By Hendrik van der Breggen
The Carillon, December 22, 2016
(Slightly revised July 1, 2017)
Cakes and conscience
You can’t have your cake and eat it too. Or so the saying goes.
In view of Christian bakers in the U.S. and Ireland being sued enormous sums of money (e.g., $137,000 U.S.) for not making gay wedding cakes, some persons clearly not only want to have their cake and eat it—but also wish to force others to bake it for them!
Let’s look at three popular arguments in favour of using the law to coerce Christian bakers to bake wedding cakes for same-sex weddings, and let’s assess those arguments.
Keep in mind the bakers are conscientiously objecting to using their artistic talent to affirm or celebrate what they believe is immoral. They wish to exercise freedom of speech—freedom not to be compelled to say/ express something they think is false or wrong.
Argument 1: The Christian bakers are discriminating against gays.
Assessment: Nope.
Yes, the bakers choose to refuse to bake cakes for gay weddings, but, no, the bakers are not discriminating against gays in general.
The bakers serve gays in day-to-day business by serving cookies, pastries, cupcakes, birthday cakes, etc. But the bakers refuse to participate only in what seems to them as contributing to the celebration of a particular event—a same-sex marriage ceremony—which goes against their moral conscience. The bakers are refusing to use their creative talent to make a message with which they disagree.
This means gays are here not being discriminated against as a class as, say, blacks have been discriminated against as a class. It’s not as if gays are not being served at all at a lunch counter.
Again: Only a particular type of event—a same-sex wedding—is not being serviced and celebrated by some (a few) bakers. (Significantly, there’s no shortage of other bakers who are ready and willing to bake the desired cakes.)
In other words, the oft-assumed racial discrimination analogy is faulty.

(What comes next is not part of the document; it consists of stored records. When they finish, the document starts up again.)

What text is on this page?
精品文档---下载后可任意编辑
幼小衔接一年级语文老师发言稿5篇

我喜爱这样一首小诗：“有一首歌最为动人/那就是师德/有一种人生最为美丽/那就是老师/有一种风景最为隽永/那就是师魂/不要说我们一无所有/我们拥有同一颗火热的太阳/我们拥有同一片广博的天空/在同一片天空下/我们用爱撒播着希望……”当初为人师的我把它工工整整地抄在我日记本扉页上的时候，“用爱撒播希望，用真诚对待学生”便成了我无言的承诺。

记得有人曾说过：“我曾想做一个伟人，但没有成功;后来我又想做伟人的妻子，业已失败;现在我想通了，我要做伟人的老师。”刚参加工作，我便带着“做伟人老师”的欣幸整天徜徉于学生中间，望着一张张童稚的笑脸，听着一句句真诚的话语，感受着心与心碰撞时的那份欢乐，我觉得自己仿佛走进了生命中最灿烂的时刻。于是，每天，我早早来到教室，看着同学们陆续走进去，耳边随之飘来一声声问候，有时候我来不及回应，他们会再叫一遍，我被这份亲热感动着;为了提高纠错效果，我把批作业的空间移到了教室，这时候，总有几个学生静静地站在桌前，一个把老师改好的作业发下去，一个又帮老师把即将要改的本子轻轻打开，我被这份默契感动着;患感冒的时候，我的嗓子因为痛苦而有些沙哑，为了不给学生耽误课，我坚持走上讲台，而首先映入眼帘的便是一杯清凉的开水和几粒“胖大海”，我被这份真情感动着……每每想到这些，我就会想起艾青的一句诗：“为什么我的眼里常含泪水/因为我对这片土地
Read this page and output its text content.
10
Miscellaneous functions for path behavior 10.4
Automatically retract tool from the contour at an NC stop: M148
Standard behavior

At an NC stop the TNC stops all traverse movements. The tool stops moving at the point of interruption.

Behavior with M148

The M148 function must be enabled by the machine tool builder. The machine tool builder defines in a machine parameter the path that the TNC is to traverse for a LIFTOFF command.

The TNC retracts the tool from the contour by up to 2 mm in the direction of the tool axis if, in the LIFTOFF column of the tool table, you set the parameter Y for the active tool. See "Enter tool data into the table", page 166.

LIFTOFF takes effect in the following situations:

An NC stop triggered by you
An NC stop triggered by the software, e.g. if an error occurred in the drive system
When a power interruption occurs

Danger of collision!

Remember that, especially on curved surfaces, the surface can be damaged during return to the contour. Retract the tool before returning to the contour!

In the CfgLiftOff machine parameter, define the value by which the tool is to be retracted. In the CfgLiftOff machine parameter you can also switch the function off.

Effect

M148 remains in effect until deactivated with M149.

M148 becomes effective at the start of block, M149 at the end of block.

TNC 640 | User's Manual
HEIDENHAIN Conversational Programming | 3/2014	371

Surely, in a tolerant and pluralist society bakers should be free to refuse some business on moral grounds.
Think about it. Don’t we think a Muslim baker should be free not to bake cakes celebrating pornographic images for a stag party? Or a Jewish baker should be free not to bake a cake celebrating the pork industry? Or a black baker should be free to not to bake a cake celebrating the Ku Klux Klan? Or a gay baker should be free not to bake a cake for an anti-gay celebration at Westboro Baptist Church (of “God hates fags” notoriety)?

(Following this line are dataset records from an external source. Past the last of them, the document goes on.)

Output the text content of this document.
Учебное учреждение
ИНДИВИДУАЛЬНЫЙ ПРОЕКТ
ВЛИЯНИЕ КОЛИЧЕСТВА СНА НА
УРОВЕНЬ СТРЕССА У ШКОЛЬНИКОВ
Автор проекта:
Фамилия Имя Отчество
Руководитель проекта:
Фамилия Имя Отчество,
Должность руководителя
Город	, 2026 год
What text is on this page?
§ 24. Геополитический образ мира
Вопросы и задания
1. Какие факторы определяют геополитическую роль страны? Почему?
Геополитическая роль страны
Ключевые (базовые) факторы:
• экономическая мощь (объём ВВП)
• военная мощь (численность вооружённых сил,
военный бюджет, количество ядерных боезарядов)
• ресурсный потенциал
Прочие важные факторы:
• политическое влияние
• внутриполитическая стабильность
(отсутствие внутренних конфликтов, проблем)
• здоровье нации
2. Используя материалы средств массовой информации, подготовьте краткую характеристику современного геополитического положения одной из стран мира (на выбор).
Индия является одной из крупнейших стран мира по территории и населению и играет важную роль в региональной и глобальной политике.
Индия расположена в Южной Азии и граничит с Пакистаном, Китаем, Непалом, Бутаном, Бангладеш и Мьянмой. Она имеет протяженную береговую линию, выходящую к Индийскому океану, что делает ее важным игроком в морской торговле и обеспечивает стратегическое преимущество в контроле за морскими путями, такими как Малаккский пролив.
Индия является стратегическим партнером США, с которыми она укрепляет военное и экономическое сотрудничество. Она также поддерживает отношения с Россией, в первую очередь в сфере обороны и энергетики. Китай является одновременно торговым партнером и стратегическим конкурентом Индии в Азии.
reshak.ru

Answer: We do think they should be free not to bake such cakes.
Argument 2: When somebody opens a business that serves the public, they should serve all of the public.
Assessment: Yes and no.
Yes, ideally, it would be nice if all the public were to be served. But, no, life isn’t always sugar and spice and everything nice.
Surely, we should allow some limitations to make room for religious/ moral conscience if doing so isn’t a huge burden on the public. After all, we live in a diverse society.

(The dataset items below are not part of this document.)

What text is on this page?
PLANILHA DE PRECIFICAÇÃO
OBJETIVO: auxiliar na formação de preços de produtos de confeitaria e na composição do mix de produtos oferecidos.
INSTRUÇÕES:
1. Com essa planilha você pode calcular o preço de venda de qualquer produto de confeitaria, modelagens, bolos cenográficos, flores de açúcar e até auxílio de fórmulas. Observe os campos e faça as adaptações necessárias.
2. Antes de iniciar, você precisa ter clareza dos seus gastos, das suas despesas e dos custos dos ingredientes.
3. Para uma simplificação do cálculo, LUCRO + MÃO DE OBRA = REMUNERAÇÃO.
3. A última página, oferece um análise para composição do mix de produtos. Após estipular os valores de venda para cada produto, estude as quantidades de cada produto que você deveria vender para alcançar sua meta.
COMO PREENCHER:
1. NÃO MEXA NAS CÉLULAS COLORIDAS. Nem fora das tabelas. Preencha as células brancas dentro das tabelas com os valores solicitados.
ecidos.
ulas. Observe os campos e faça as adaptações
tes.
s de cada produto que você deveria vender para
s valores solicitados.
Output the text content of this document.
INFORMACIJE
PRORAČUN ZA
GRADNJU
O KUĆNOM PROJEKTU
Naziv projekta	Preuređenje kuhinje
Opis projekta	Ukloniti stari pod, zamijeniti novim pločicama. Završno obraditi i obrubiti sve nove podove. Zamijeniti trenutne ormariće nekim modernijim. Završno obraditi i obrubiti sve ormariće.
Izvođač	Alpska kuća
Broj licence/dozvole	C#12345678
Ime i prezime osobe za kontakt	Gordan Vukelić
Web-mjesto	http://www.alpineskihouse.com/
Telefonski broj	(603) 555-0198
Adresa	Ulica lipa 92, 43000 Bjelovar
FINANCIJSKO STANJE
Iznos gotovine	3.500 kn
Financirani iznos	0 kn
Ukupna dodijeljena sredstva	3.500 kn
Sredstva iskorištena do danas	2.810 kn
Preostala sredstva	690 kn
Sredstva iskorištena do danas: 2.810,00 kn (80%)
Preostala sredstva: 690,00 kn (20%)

Think about it (again). In a diverse society it’s important that we don’t force a Muslim baker to go against her conscience, nor force a Jewish baker to go against his conscience, nor force a black baker to go against her conscience, nor force a gay baker to go against his conscience, nor force a Christian baker to go against her conscience, etc. It’s called tolerance.
Argument 3: If you’re not going to bake gay wedding cakes, then you shouldn’t become a baker in the first place.
Assessment: This argument tells us that if anyone doesn’t agree with gay ideology, then any conscientious objections will not be tolerated. In other words, pro-gay ideology is trump.
But whatever happened to freedom of conscience? Whatever happened to tolerance and live-and-let-live? Whatever happened to pluralism and diversity?
Folks, life in a diverse pluralist society won’t always be easy. Let’s not force people to violate their moral conscience when there are many other, less oppressive ways to get a cake.

(Hendrik van der Breggen, PhD, is associate professor of philosophy at Providence University College. The views expressed in this column do not always reflect the views of Providence.)